OBT'S RECOVERY CHALLENGE

BTN'S 2022 ESSENTIAL GUIDE
TO ONLINE BOOKING TOOLS

Companies’ post-covid travel strategies will look to leverage booking tools in new ways

BY CHRIS DAVIS

The first steps by many companies out of pandemic-era work restrictions toward a new normal are underway: Some offices are reopening, some mask regulations are disappearing, and business travel willingness and volume appear to be on the rise. But after a two-year bout with the effects of Covid-19, there’s no real consensus on how business operations, and business travel, will look in this new normal. What is clear, though, is that whether organizations look to hew as must to 2019 strategy as possible, create an entirely new hybrid and remote structure or something in between, they very likely will require their online booking tool to play a key role in strategy dissemination and enforcement.

And therein lies the challenge for online booking tools in 2022. Corporations will have many paths to choose from in designing a new post-Covid travel program and many potential policies to implement to further that strategy, and it will be up to booking tool suppliers to ensure the technology is flexible enough to accommodate all of them. 

For example, some companies have developed or are considering policies that permit only those employees fully vaccinated against Covid-19 to travel for business or attend meetings in person. While approaches to enforcing that policy vary, the online booking tool likely would serve as a key component, allowing booking only to eligible employees. Tammy Krings, founder and CEO of travel management company ATG, last fall told BTN that the company’s profile management system interfaces with online booking tools to allow bookings only if the appropriate profile field includes vaccination information.

Additionally, online booking tools likely will need to be part of new structures that require additional approval to travel. According to a survey conducted Sept. 20-Oct. 3, 2021, of 161 U.S. and Canadian member corporate travel managers surveyed by the Global Business Travel Association in research sponsored by booking tool supplier Serko, more than 40 percent of those respondents who require manual approval of business travel now require the approval of multiple people.
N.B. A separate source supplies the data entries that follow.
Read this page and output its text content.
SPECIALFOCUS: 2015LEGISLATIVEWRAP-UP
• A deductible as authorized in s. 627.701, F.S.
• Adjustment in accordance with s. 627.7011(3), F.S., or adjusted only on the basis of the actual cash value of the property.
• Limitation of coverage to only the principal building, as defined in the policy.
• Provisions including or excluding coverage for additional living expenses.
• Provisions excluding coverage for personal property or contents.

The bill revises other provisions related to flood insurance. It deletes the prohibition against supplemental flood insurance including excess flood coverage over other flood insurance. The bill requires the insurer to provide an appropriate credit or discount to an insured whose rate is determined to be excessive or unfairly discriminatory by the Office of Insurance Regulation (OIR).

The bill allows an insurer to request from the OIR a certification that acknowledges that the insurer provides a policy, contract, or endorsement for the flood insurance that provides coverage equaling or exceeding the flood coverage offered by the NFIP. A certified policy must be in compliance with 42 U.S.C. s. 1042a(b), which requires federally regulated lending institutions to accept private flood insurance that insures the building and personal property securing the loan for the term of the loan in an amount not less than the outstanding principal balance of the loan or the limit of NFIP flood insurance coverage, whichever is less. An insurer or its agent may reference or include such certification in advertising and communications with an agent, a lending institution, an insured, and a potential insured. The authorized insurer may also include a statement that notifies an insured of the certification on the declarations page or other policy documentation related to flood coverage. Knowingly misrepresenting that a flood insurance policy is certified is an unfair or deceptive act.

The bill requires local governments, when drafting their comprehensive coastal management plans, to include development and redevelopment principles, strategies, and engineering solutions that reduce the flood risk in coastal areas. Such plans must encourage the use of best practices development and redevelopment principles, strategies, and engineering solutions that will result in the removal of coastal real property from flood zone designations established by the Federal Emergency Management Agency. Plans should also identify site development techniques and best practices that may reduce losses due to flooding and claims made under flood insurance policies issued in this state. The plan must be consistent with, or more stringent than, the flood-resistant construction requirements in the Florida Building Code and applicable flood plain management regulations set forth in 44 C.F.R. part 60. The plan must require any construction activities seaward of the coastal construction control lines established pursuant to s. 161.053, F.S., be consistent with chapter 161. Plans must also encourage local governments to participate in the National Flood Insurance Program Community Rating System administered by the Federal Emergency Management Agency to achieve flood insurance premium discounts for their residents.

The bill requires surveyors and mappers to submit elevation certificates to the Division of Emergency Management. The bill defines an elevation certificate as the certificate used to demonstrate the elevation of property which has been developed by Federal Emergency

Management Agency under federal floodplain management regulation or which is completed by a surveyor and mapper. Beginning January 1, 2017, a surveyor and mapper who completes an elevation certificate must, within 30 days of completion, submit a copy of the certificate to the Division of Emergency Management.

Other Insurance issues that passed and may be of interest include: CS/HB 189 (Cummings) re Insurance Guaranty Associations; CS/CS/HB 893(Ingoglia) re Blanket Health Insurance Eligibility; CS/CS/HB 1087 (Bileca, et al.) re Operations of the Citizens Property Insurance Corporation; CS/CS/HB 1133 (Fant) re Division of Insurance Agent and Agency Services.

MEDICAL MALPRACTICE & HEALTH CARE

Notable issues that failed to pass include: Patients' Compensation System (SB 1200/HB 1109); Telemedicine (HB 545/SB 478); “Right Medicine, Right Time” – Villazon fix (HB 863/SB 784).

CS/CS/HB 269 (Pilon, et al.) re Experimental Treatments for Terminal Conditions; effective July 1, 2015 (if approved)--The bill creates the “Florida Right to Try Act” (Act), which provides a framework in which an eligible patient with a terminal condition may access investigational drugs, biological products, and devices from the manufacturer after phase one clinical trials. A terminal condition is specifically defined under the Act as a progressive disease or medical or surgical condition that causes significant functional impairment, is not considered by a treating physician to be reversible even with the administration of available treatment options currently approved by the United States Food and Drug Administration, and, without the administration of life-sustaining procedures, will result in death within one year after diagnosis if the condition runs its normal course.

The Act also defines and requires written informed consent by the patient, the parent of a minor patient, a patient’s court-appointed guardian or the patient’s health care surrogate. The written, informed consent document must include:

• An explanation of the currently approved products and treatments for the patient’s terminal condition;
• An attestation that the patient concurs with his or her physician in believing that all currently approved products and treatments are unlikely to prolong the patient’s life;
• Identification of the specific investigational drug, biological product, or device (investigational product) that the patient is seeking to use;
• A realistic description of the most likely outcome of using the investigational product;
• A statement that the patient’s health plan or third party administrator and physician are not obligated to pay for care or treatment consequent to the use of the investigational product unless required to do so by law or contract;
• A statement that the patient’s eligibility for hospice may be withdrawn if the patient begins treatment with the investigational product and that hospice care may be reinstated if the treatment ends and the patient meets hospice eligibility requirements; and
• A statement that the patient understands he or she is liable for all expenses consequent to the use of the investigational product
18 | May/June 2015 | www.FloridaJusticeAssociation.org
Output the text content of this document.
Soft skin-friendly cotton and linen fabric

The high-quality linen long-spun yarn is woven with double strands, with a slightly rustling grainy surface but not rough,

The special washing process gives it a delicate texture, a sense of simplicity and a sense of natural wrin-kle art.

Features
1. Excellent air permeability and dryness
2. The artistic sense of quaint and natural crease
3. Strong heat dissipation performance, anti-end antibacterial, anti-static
The booking tool would be a factor in the enforcement of this policy, limiting booking to those who have received the approval.

Some post-pandemic policy trends extend to the booking tool itself. According to the GBTA/Serko survey, 71 percent of travel manager respondents indicated their companies have implemented stricter booking-related policies during the pandemic, and 46 percent said reducing “leakage”—employee travel bookings outside of preferred channels—was a “greater” or “much greater” priority than it was before the pandemic. Another 40 percent said it held the same priority.

A world in which corporations are creating policies to funnel more bookings through online booking tools should also be a world in which the online booking tools are inviting hubs for employees, easy to use with all requisite content. But for years some buyers and travelers alike have pointed to clunky user experiences with inconsistent technology and limited content, underwhelming users accustomed to leisure-focused consumer travel booking tools. It will be another challenge to booking tool suppliers to ensure the user experience is such that it can attract—or at least not repel—employee users to remain in channel compliance. 

Part of that challenge will be to impart to users new sources of information. Users could need to know international or local travel restrictions and regulations related to Covid-19, as well as the carbon-emission effects of their planned travel route. For some companies, the latter could well prove one more challenge to the online booking tool—helping users decide whether to travel at all.